I’m curious about how to implement homing without an end-stop sensor?

Stall detection?

@Xiaojun_Liu I understand it’s a feature of the Trinamic drivers, so yes – stall detection (current monitoring).

CANI (constant and never ending improvement) is the way to high quality if you ask me. I’m happy to see Prusa not resting on their success, but rather making constant smaller improvements whenever possible, driving the whole game down the field.

I much prefer this style of product development over the “rushing to be first” spectacular (usually on paper) quantum leap forward.
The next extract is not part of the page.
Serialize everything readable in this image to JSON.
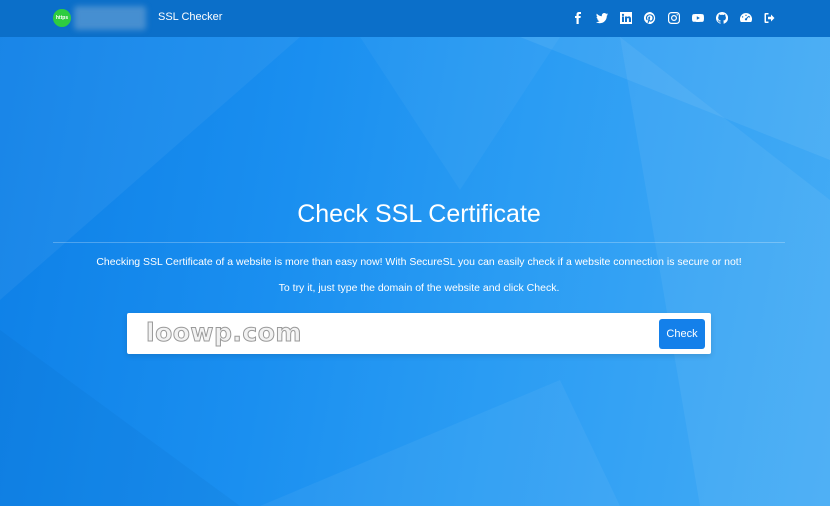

My only gripe as it were, is the use of 2 motors, not mechanically linked, on the Z axis, the primary cause of alignment issues when they go out of sync.

I’m no mechanical engineer, but doesn’t that lead to new challenges? Have you had problems with the Z axis on the MK2 or MK2s, or do you just mean in general? I’ve never had a problem with them, but I imagine if you had hands around they could be bumped. Is that the primary concern?

So long as you keep it switched on it’s not a concern in my experience, and I print a great deal. They stay perfectly in synch.

Ive had problems a few times but I don’t have that kind of machine. If one side jams hard you can get a skew. This was on a MendelMax 2 where a bed glass was over too far and a screw head interfered with homing and stalled the motor on one side. One major alternative is to use a belt to relay to the other screw, which adds a few more line items to the BOM. I think most people do well enough with unlinked z screws.

As a printer designer, that designed a 2-motor z setup in my printrbot plus, over time, you start to target even small improvements to take any nuance out of the experience. Simple for the end user is sometimes more complicated to design. The payoff is it opens the audience to less experienced people and overcomes edge cases that have bitten us all from time to time. The pursuit of the “perfect” machine becomes a bigger challenge than the cheapest or most basic… the “good enough”.

I don’t want to drive a car with an automatic transmission but it makes driving easier and more enjoyable for many.

I’ll go to my grave driving a stick shift, but many can’t relate. That doesn’t sell. :wink:

Brook

@Brook_Drumm glad I’m not the only one who is still adamant to drive stick.

Not that I’ve ever designed anything to the scale/quality of either of you guys, the few printers that I have designed were much harder to do than I expected.